Ex-union boss Berthold Huber is interim chairman. He will lead the company’s annual meeting on May 5 in Hanover, but he’s not the likely successor to Piech.
No time pressure
A decision on a successor won’t be made by next week’s gathering as the company’s under no time pressure to act, Lower Saxony Prime Minister Stephan Weil said in an interview with newspaper NWZ published on Tuesday.
“The board and the management are totally capable of functioning,” Weil said. “The board’s executive committee plans to approach this calmly.”

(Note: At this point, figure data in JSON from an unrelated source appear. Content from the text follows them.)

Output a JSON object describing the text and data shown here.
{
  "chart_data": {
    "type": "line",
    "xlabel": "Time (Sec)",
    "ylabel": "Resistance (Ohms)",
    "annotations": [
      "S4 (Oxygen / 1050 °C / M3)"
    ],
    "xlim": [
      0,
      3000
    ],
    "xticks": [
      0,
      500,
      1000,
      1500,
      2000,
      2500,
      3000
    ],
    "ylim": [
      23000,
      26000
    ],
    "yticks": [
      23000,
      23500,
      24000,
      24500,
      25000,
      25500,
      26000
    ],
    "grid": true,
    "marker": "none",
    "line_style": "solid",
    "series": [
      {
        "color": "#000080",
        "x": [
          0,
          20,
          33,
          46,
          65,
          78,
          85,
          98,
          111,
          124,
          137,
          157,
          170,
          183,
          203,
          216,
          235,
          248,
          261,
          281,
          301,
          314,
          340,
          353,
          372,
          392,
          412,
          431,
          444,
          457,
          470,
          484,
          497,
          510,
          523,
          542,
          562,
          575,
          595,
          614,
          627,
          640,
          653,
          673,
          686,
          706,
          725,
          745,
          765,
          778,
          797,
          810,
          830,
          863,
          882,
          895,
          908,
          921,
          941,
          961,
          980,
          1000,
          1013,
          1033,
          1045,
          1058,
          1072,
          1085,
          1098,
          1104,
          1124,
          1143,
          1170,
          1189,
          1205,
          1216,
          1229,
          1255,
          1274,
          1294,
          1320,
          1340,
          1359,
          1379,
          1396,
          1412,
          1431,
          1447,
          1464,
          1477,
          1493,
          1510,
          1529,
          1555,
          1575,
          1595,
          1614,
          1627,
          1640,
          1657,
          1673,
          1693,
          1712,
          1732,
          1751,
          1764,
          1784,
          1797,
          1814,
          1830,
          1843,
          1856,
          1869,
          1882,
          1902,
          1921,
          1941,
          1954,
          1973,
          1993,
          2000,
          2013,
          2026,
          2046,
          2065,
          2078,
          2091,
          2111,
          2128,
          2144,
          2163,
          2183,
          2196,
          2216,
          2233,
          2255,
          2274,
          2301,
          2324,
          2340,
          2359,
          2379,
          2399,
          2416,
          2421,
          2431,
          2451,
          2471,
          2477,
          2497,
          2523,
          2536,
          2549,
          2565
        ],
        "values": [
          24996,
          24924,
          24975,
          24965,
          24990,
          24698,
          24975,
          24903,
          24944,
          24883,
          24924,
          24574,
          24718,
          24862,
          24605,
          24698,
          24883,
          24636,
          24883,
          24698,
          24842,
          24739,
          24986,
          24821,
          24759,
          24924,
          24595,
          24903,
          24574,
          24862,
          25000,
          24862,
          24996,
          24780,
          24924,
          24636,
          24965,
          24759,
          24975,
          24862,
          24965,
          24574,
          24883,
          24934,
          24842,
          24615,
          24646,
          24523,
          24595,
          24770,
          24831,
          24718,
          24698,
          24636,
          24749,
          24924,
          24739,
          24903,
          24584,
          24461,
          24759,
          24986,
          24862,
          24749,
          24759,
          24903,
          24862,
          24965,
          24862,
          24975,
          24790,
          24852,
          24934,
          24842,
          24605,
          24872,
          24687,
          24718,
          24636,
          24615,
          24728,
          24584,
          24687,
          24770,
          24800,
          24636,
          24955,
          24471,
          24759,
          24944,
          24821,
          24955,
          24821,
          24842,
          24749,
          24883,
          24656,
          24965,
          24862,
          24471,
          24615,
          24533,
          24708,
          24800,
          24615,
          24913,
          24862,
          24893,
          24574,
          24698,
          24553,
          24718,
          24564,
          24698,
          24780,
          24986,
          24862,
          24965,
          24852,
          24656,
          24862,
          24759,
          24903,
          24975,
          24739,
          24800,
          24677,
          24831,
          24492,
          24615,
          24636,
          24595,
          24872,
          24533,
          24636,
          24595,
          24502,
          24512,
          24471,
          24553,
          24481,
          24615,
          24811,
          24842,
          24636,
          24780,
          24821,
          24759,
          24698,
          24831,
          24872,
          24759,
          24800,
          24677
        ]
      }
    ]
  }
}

Piech remains a board member of the family’s investment vehicle Porsche Automobil Holding SE. He can also exert influence within the family, which has agreements in place to vote as a bloc. That means he could hold up discussions on a successor, said a person familiar with the family’s structure. None of the family representatives would comment on succession.
Piech’s power stems from a holding of about 13 percent of Porsche SE common stock, said the person, who asked not to be identified because the details are private. If he seeks to sell those shares, he’d have to offer them to other family members first.
That would mean the clan -- which has about 35 members, including Piech’s 12 children -- would have to come up with about 1.8 billion euros to buy him out, based on prices for Porsche SE’s publicly traded, non-voting preferred shares.
It will not be easy to find a candidate that appeals to both sides of the Porsche-Piech clan, which has nearly 51 percent of VW’s ordinary shares, as well as 20 percent shareholder Lower Saxony and the Gulf state of Qatar, which owns a further 17 percent of the votes.
Although unions have no direct say in who becomes chair -- a position endowed with a tie-breaking vote -- their delegates take up half the seats on the supervisory board and will be a key negotiating partner for the new boardroom leader.
“To run Volkswagen you need the support of the Porsche family, Lower Saxony and the unions -- no one knew this better than Piech,” a source said.
The only one with the necessary qualifications that all members of the board have united around is Winterkorn, but he still has a contract valid through the end of next year. Promoting him might leave a sudden vacuum as he was widely expected to inherit the post only after finishing his term as CEO of the group.
“We think it’s logical to assume Winterkorn, given his widespread support, will soon be coronated as Chairman,” wrote Warburton, who took a positive spin by viewing his possible replacement as CEO potentially free enough to launch comprehensive Gorbachev-style “Perestroika” reforms with Piech gone.